The graph mentioned above
represents that the total time is greater than the total visit time. The common
trend is positive in both variables. The presented above graph shows that the
highest value of total time is 30 minutes. While on the other hand, the total
number of visits or visit times has greatest value 10 with below 5-minute
duration.
Section 2: Formulation of Potential Hypothesis
The answer to
this question is consist of three key sections, which are the formulation of
potential hypothesis, High degree of statistical conclusion Validity, and Information
for Final Conclusion. Each section will provide detailed information regarding
the concerning topic and statistical outcomes (Asadoorian and Kantarelis).
Potential hypotheses formulated in the research study can be
tested via inferential models which basis on the overall trends identified in
the data set. Considering the data set and trend in data set the potential
hypothesis are developed. The hypotheses are presented below:
H: Advertisement draw impact on the total number of visits
for a game.
H: Advertisement influences over the total time spent in the
games.
The high degree of statistical conclusion Validity
The high degree of statistical
conclusion validity can be drawn through testing the variable response validity
in the statistical software. The results of errors presented in the responses
are also a great source of getting information about validity. Further, or,
high values of variance can also indicate the possibility of invalidity in data
sets. In current data sets, statistical testing is made according to which responses
are valid and reliable for the generalization of the statistical outcomes and
proven of hypotheses (Lacort).
Information for Final Conclusion
The
conclusion represents the research findings; therefore, it has significant
importance in the research study. While developing the conclusion, I would have
to consider several factors. For instance, limitations of the data collection
for research study and possible chances of errors in the responses or data set.

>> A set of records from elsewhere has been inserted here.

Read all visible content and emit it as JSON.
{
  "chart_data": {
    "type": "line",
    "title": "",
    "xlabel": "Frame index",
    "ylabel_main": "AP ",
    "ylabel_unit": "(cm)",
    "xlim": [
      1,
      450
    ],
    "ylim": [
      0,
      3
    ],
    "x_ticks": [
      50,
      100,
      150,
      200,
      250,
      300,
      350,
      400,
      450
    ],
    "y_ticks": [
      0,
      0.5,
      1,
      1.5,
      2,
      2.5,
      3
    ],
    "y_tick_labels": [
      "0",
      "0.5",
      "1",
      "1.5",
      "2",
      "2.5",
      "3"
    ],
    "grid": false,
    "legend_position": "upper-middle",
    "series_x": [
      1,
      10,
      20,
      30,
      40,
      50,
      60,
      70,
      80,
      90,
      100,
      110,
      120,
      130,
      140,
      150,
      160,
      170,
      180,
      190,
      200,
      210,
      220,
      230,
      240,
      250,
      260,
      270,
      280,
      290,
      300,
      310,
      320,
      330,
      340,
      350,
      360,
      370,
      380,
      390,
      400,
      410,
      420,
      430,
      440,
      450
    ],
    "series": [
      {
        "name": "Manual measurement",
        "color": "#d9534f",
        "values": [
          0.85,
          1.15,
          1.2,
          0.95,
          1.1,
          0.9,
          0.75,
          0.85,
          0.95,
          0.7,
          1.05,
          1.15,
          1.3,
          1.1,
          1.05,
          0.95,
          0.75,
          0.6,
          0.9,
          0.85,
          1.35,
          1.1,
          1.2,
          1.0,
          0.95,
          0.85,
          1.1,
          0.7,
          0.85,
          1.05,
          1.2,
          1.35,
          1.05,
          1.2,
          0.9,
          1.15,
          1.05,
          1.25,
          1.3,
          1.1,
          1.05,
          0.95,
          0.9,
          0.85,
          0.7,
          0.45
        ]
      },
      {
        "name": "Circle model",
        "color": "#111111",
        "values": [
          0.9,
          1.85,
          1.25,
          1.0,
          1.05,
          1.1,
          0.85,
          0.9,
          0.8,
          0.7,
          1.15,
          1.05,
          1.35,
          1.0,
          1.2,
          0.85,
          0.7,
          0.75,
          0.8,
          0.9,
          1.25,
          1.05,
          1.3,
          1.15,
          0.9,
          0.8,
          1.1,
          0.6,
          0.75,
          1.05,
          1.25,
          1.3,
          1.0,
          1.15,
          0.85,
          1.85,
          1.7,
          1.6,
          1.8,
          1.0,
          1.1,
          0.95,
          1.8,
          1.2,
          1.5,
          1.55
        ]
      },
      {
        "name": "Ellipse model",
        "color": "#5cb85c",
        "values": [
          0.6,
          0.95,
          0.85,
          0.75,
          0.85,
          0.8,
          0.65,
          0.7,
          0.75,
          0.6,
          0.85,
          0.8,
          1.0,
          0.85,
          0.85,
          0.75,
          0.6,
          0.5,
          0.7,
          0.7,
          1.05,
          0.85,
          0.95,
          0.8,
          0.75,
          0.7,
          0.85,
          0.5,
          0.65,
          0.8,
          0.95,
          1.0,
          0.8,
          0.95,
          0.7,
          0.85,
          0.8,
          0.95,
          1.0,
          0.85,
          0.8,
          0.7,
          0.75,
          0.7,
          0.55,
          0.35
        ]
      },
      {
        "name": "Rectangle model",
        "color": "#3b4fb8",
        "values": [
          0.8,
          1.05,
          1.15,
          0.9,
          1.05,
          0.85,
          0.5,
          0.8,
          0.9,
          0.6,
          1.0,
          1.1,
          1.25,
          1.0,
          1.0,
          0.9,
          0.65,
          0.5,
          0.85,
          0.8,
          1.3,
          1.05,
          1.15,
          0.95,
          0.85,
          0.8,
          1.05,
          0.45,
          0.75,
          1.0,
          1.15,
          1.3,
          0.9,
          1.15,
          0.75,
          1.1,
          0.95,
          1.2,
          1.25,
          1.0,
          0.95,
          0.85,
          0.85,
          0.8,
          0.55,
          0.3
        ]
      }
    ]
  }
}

Furthermore, I would also have to consider information collected from the
statistical analysis results (Bagla).
Descriptive findings, trends in data set, and other statistical testing can
provide important information about the conclusion. Also, a statistical
analysis such as standard deviation, mean, median, mode, correlation, variance
testing, and regression analysis can provide important information about the conclusion
o research study.
References of Synthesize Overall Descriptive Trends
Asadoorian, Malcolm O. and Demetrius Kantarelis. Essentials
of Inferential Statistics. University Press of America, 2005.
Bagla, Vandana. Inferential Statistics and
Numerical Methods. CreateSpace Independent Publishing Platform, 2018.
Boslaugh, Sarah and Paul Andrew Watters. Statistics
in a Nutshell: A Desktop Quick Reference. O'Reilly Media, Inc., 2008.
Lacort, Mercedes Orús. Descriptive and Inferential
Statistics - Summaries of theory and Exercises solved. Lulu.com, 2014.